A small study seeks to better define ARFID and AN.
Patients with avoidant-restrictive food intake disorder (ARFID) share one major component with those with restrictive-type anorexia nervosa. However, beyond this, the two eating disorders have very different characteristics. Patients with ARFID have poorer than normal appetite, sensory sensitivities, and fear of adverse consequences. Eating patterns also differ markedly between persons with AN and those with ARFID. It is somewhat unclear whether those with ARFID are at risk for medical complications similar to seen with AN. And, unlike AN, body image concerns play a very minor role in ARFID.
A team led by Dr. Anna Aulinas of Massachusetts General Hospital, Boston, recently conducted a small exploratory cross-sectional study to compare medical complications among low-weight females with ARFID (n=20) with complications seen in females with AN (n=42) and healthy controls with no history of an eating disorder (n=49) (Int J Eat Disord. 2021; 53:631). Little data are available about co-morbidities in ARFID, and the authors note that prior studies have not included healthy controls, and have included ARFID patients with a wide variety of weights, which might tend to confound assessment of medical complications seen with low weight. The authors hypothesized that females with ARFID, like those with AN, may have even more medical comorbidities and specific endocrine changes than expected, compared to healthy controls.
Most participants were receiving outpatient therapy for ARFID or AN. The authors analyzed each participant’s medical history and other factors, including age, race, gastrointestinal data, family history of eating disorders, and psychiatric history. After an overnight fast, a thorough history was taken, along with a physical examination, and blood was drawn for leptin, IGF-1, and thyroid axis and cortisol levels. Body mass index (BMI; kg/m2) was also calculated.
What factors differed between ARFID and AN?
ARFID patients were younger and had an earlier onset of restrictive eating (mean: 8.7 years) than did patients with AN (mean: 13.9 years). Compared to healthy controls, those with ARFID or AN more often had a family history of psychiatric disorders, a personal history of depression and anxiety, and use of antidepressants and anxiolytics. A personal history of obsessive-compulsive disorder was more common in those with AN than in the healthy controls and or in the ARFID patients. Use of antihistamines was higher among those with ARFID than those with AN.
Several differences also were seen in laboratory results. Leptin levels were lower in the ARFID and AN patients than among the healthy controls. Mean IGF-1z scores were lower in the women with ARFID than among healthy controls, but the difference was not significant among women with AN. Those with diagnoses of ARFID had higher total T3 levels and a lower total T4 to T3 ratio than did the women with AN and the healthy controls. These hormonal differences remained significant even after adjusting for age. Those in the ARFID and AN groups had more gastrointestinal symptoms, perhaps as a result of undernutrition. Low blood pressure was reported only among AN patients.

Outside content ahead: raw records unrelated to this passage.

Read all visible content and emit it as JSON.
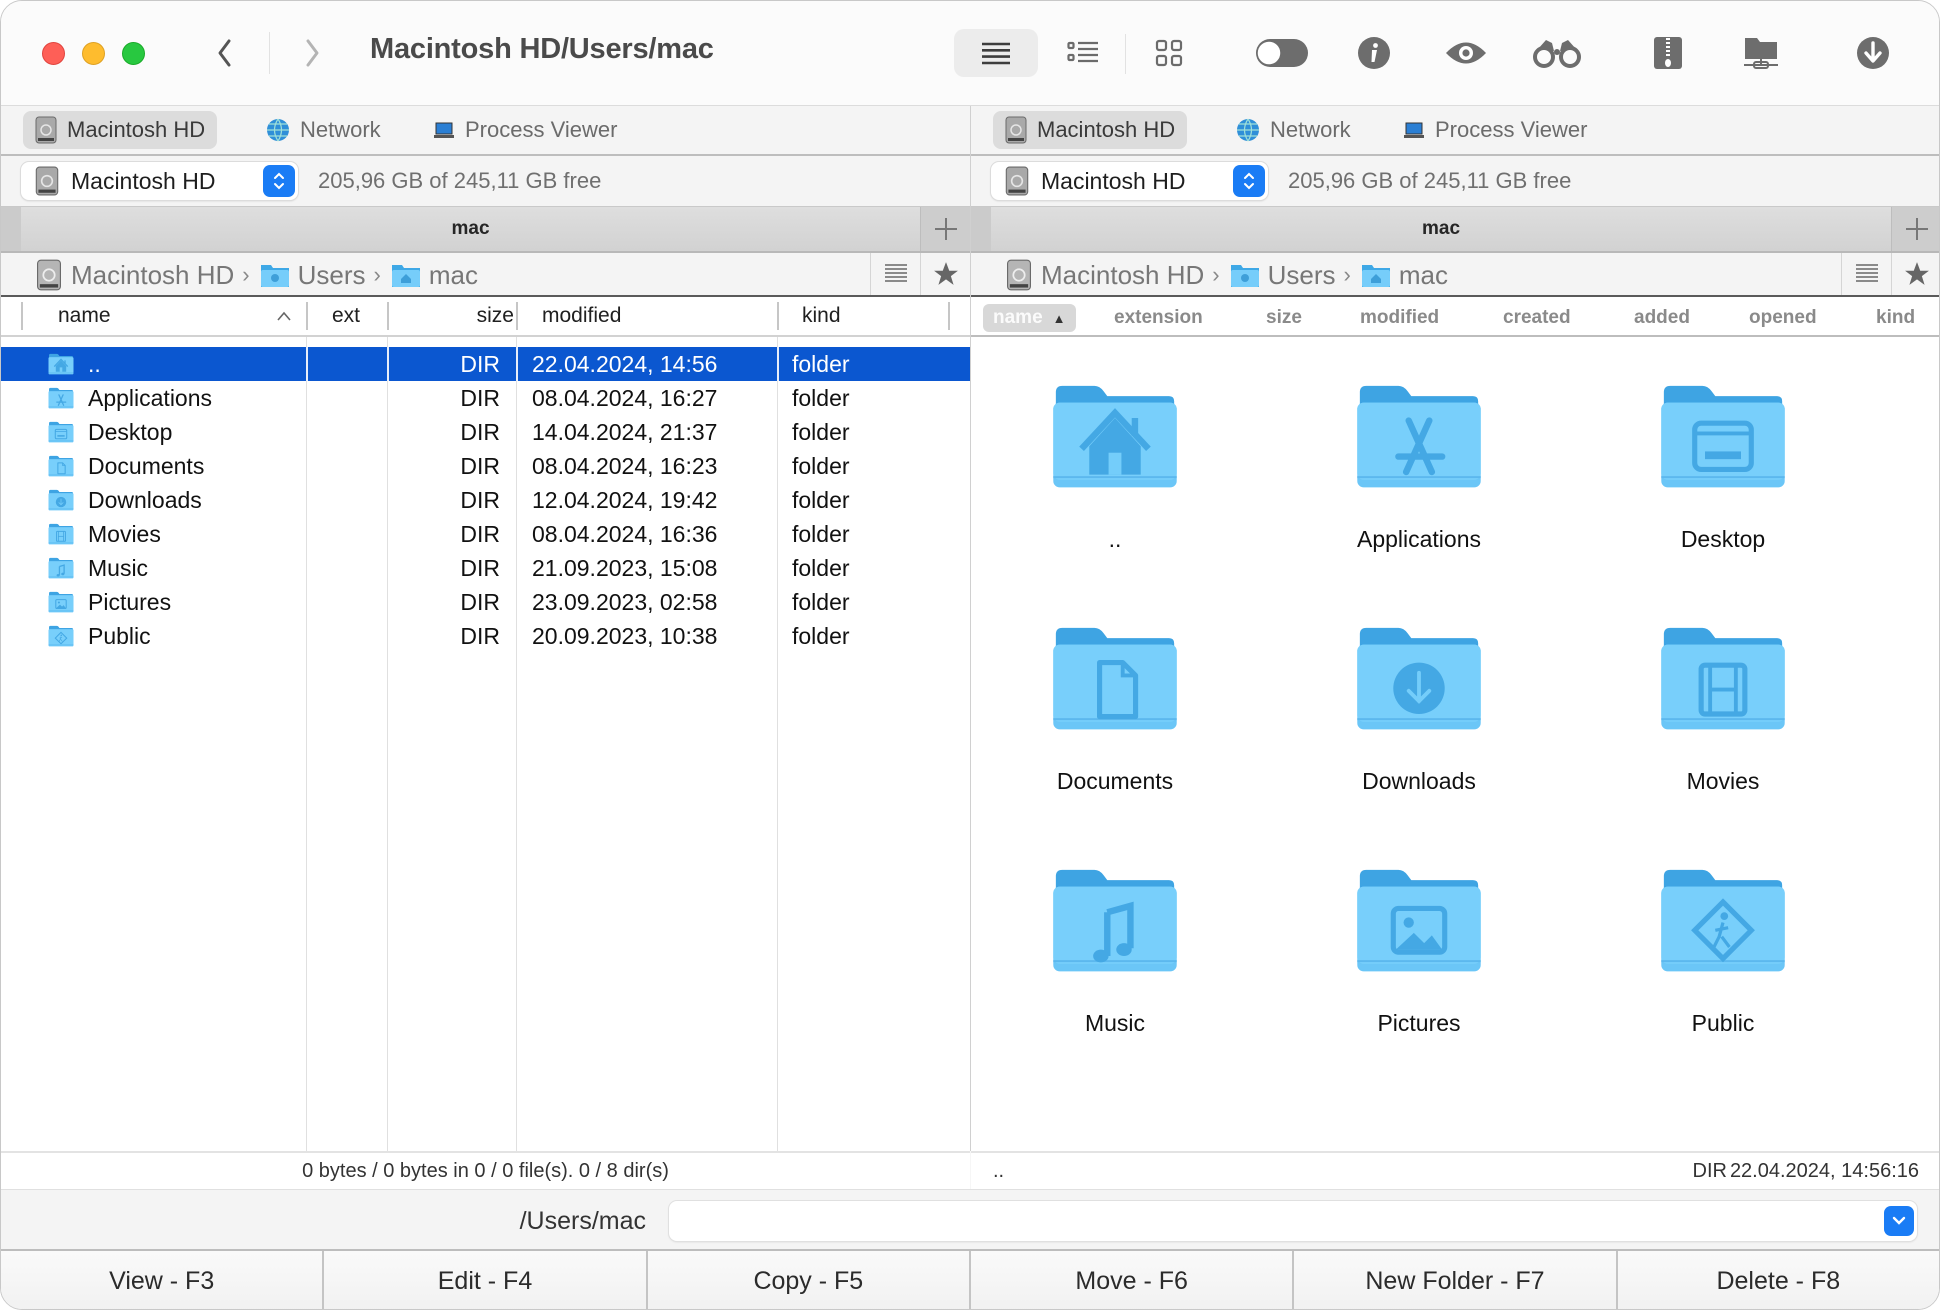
{
  "window": {
    "title": "Macintosh HD/Users/mac"
  },
  "toolbar": {
    "buttons": [
      {
        "name": "brief-view",
        "icon": "list-lines-icon",
        "active": true
      },
      {
        "name": "full-view",
        "icon": "detailed-list-icon",
        "active": false
      },
      {
        "name": "thumbnail-view",
        "icon": "grid-icon",
        "active": false
      },
      {
        "name": "hidden-files-toggle",
        "icon": "toggle-icon",
        "active": false
      },
      {
        "name": "info",
        "icon": "info-icon",
        "active": false
      },
      {
        "name": "quick-view",
        "icon": "eye-icon",
        "active": false
      },
      {
        "name": "search",
        "icon": "binoculars-icon",
        "active": false
      },
      {
        "name": "archive",
        "icon": "zip-icon",
        "active": false
      },
      {
        "name": "network-folder",
        "icon": "network-folder-icon",
        "active": false
      },
      {
        "name": "download",
        "icon": "download-circle-icon",
        "active": false
      }
    ]
  },
  "left_pane": {
    "drive_tabs": [
      {
        "label": "Macintosh HD",
        "icon": "hard-drive-icon",
        "active": true
      },
      {
        "label": "Network",
        "icon": "globe-icon",
        "active": false
      },
      {
        "label": "Process Viewer",
        "icon": "laptop-icon",
        "active": false
      }
    ],
    "drive_select": {
      "value": "Macintosh HD"
    },
    "free_space": "205,96 GB of 245,11 GB free",
    "tab_title": "mac",
    "breadcrumb": [
      {
        "label": "Macintosh HD",
        "icon": "hard-drive-icon"
      },
      {
        "label": "Users",
        "icon": "users-folder-icon"
      },
      {
        "label": "mac",
        "icon": "home-folder-icon"
      }
    ],
    "columns": {
      "name": "name",
      "ext": "ext",
      "size": "size",
      "modified": "modified",
      "kind": "kind"
    },
    "sort": {
      "column": "name",
      "direction": "ascending"
    },
    "rows": [
      {
        "name": "..",
        "ext": "",
        "size": "DIR",
        "modified": "22.04.2024, 14:56",
        "kind": "folder",
        "icon": "home",
        "selected": true
      },
      {
        "name": "Applications",
        "ext": "",
        "size": "DIR",
        "modified": "08.04.2024, 16:27",
        "kind": "folder",
        "icon": "apps",
        "selected": false
      },
      {
        "name": "Desktop",
        "ext": "",
        "size": "DIR",
        "modified": "14.04.2024, 21:37",
        "kind": "folder",
        "icon": "desktop",
        "selected": false
      },
      {
        "name": "Documents",
        "ext": "",
        "size": "DIR",
        "modified": "08.04.2024, 16:23",
        "kind": "folder",
        "icon": "doc",
        "selected": false
      },
      {
        "name": "Downloads",
        "ext": "",
        "size": "DIR",
        "modified": "12.04.2024, 19:42",
        "kind": "folder",
        "icon": "download",
        "selected": false
      },
      {
        "name": "Movies",
        "ext": "",
        "size": "DIR",
        "modified": "08.04.2024, 16:36",
        "kind": "folder",
        "icon": "film",
        "selected": false
      },
      {
        "name": "Music",
        "ext": "",
        "size": "DIR",
        "modified": "21.09.2023, 15:08",
        "kind": "folder",
        "icon": "music",
        "selected": false
      },
      {
        "name": "Pictures",
        "ext": "",
        "size": "DIR",
        "modified": "23.09.2023, 02:58",
        "kind": "folder",
        "icon": "picture",
        "selected": false
      },
      {
        "name": "Public",
        "ext": "",
        "size": "DIR",
        "modified": "20.09.2023, 10:38",
        "kind": "folder",
        "icon": "public",
        "selected": false
      }
    ],
    "status": "0 bytes / 0 bytes in 0 / 0 file(s). 0 / 8 dir(s)"
  },
  "right_pane": {
    "drive_tabs": [
      {
        "label": "Macintosh HD",
        "icon": "hard-drive-icon",
        "active": true
      },
      {
        "label": "Network",
        "icon": "globe-icon",
        "active": false
      },
      {
        "label": "Process Viewer",
        "icon": "laptop-icon",
        "active": false
      }
    ],
    "drive_select": {
      "value": "Macintosh HD"
    },
    "free_space": "205,96 GB of 245,11 GB free",
    "tab_title": "mac",
    "breadcrumb": [
      {
        "label": "Macintosh HD",
        "icon": "hard-drive-icon"
      },
      {
        "label": "Users",
        "icon": "users-folder-icon"
      },
      {
        "label": "mac",
        "icon": "home-folder-icon"
      }
    ],
    "columns": [
      "name",
      "extension",
      "size",
      "modified",
      "created",
      "added",
      "opened",
      "kind"
    ],
    "sort": {
      "column": "name",
      "direction": "ascending",
      "indicator": "▲"
    },
    "items": [
      {
        "name": "..",
        "icon": "home"
      },
      {
        "name": "Applications",
        "icon": "apps"
      },
      {
        "name": "Desktop",
        "icon": "desktop"
      },
      {
        "name": "Documents",
        "icon": "doc"
      },
      {
        "name": "Downloads",
        "icon": "download"
      },
      {
        "name": "Movies",
        "icon": "film"
      },
      {
        "name": "Music",
        "icon": "music"
      },
      {
        "name": "Pictures",
        "icon": "picture"
      },
      {
        "name": "Public",
        "icon": "public"
      }
    ],
    "status": {
      "name": "..",
      "size": "DIR",
      "date": "22.04.2024, 14:56:16"
    }
  },
  "command_line": {
    "path": "/Users/mac",
    "value": "",
    "placeholder": ""
  },
  "function_keys": [
    {
      "label": "View - F3"
    },
    {
      "label": "Edit - F4"
    },
    {
      "label": "Copy - F5"
    },
    {
      "label": "Move - F6"
    },
    {
      "label": "New Folder - F7"
    },
    {
      "label": "Delete - F8"
    }
  ],
  "colors": {
    "selection": "#0b57d0",
    "accent": "#1a7cf5",
    "folder_light": "#74cdfa",
    "folder_dark": "#42a5e0"
  }
}
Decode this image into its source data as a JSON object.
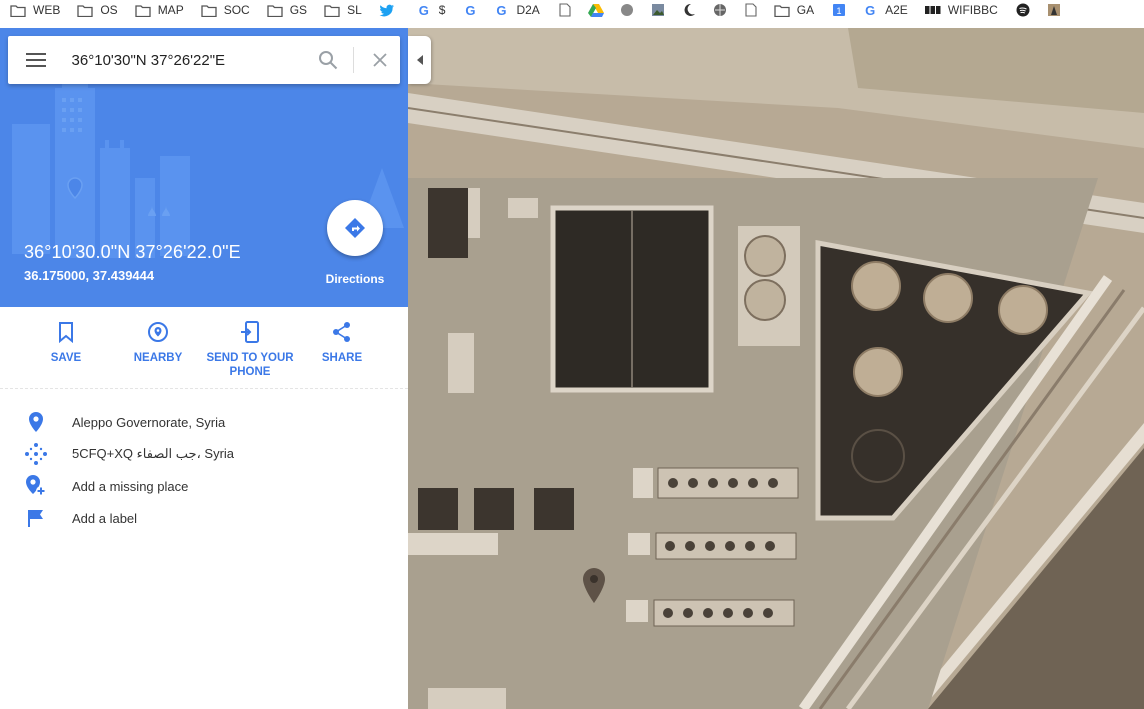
{
  "bookmarks": [
    {
      "label": "WEB",
      "icon": "folder-icon"
    },
    {
      "label": "OS",
      "icon": "folder-icon"
    },
    {
      "label": "MAP",
      "icon": "folder-icon"
    },
    {
      "label": "SOC",
      "icon": "folder-icon"
    },
    {
      "label": "GS",
      "icon": "folder-icon"
    },
    {
      "label": "SL",
      "icon": "folder-icon"
    },
    {
      "label": "",
      "icon": "twitter-icon"
    },
    {
      "label": "$",
      "icon": "google-icon"
    },
    {
      "label": "",
      "icon": "google-icon"
    },
    {
      "label": "D2A",
      "icon": "google-icon"
    },
    {
      "label": "",
      "icon": "page-icon"
    },
    {
      "label": "",
      "icon": "drive-icon"
    },
    {
      "label": "",
      "icon": "circle-icon"
    },
    {
      "label": "",
      "icon": "photo-icon"
    },
    {
      "label": "",
      "icon": "moon-icon"
    },
    {
      "label": "",
      "icon": "ball-icon"
    },
    {
      "label": "",
      "icon": "page-icon"
    },
    {
      "label": "GA",
      "icon": "folder-icon"
    },
    {
      "label": "",
      "icon": "calendar-icon"
    },
    {
      "label": "A2E",
      "icon": "google-icon"
    },
    {
      "label": "WIFIBBC",
      "icon": "bbc-icon"
    },
    {
      "label": "",
      "icon": "spotify-icon"
    },
    {
      "label": "",
      "icon": "image-icon"
    }
  ],
  "search": {
    "value": "36°10'30\"N 37°26'22\"E"
  },
  "place": {
    "title": "36°10'30.0\"N 37°26'22.0\"E",
    "decimal": "36.175000, 37.439444",
    "directions_label": "Directions"
  },
  "actions": [
    {
      "label": "SAVE",
      "icon": "bookmark-icon"
    },
    {
      "label": "NEARBY",
      "icon": "nearby-icon"
    },
    {
      "label": "SEND TO YOUR PHONE",
      "icon": "send-to-phone-icon"
    },
    {
      "label": "SHARE",
      "icon": "share-icon"
    }
  ],
  "info_rows": [
    {
      "text": "Aleppo Governorate, Syria",
      "icon": "location-pin-icon"
    },
    {
      "text": "5CFQ+XQ جب الصفاء، Syria",
      "icon": "plus-code-icon"
    },
    {
      "text": "Add a missing place",
      "icon": "add-place-icon"
    },
    {
      "text": "Add a label",
      "icon": "flag-icon"
    }
  ],
  "colors": {
    "accent": "#4c86e8",
    "action_blue": "#3b78e7",
    "map_base": "#b9ab96"
  }
}
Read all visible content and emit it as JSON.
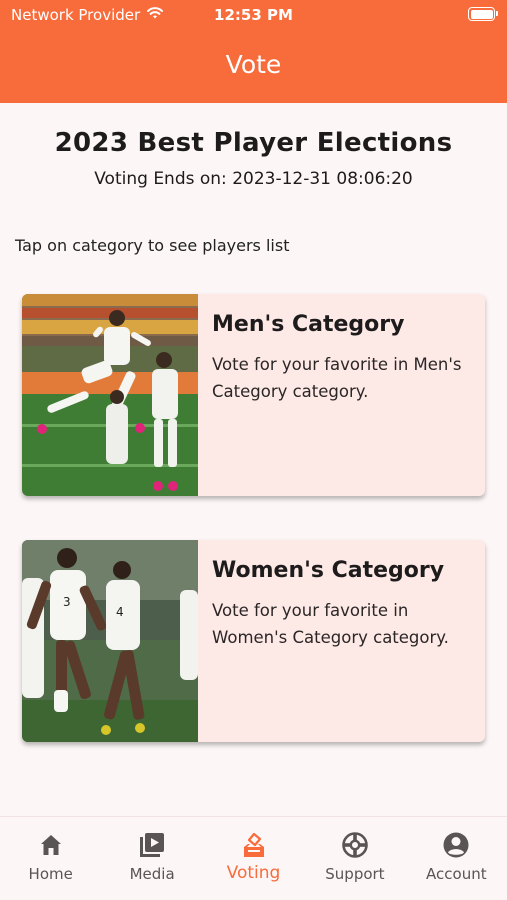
{
  "status_bar": {
    "carrier": "Network Provider",
    "time": "12:53 PM"
  },
  "header": {
    "title": "Vote"
  },
  "election": {
    "title": "2023 Best Player Elections",
    "voting_ends": "Voting Ends on: 2023-12-31 08:06:20"
  },
  "hint": "Tap on category to see players list",
  "categories": [
    {
      "title": "Men's Category",
      "description": "Vote for your favorite in Men's Category category."
    },
    {
      "title": "Women's Category",
      "description": "Vote for your favorite in Women's Category category."
    }
  ],
  "bottom_nav": {
    "items": [
      {
        "label": "Home",
        "icon": "home-icon"
      },
      {
        "label": "Media",
        "icon": "media-icon"
      },
      {
        "label": "Voting",
        "icon": "voting-icon",
        "active": true
      },
      {
        "label": "Support",
        "icon": "support-icon"
      },
      {
        "label": "Account",
        "icon": "account-icon"
      }
    ]
  },
  "colors": {
    "accent": "#f86b3b",
    "background": "#fcf6f6",
    "card": "#fde9e6"
  }
}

This group also had a higher prevalence of bradycardia and lower heart rates than those with ARFID. The authors surmise that this reflects the acute weight loss occurring in AN. Patients in the AN ad ARFID groups had greater food and drug allergies than did healthy controls. The authors’’ data suggest that immunologic mechanisms may be involved in the development and maintenance of ARFID, and that the presence of atopy in ARFID may point to undiagnosed immune-mediated disorders such as eosinophilic esophagitis.
Vigorous treatment recommended
The authors noted that since medical comorbidities and endocrine factors overlap in persons with ARFID or AN, low-weight ARFID patients should be treated as vigorously as those with AN. Low blood pressure was reported only among AN patients.
There appeared to be more similarities than differences in medical issues for those with ARFID or AN. The results of this study suggest the importance of early case-finding for ARFID, just as for AN.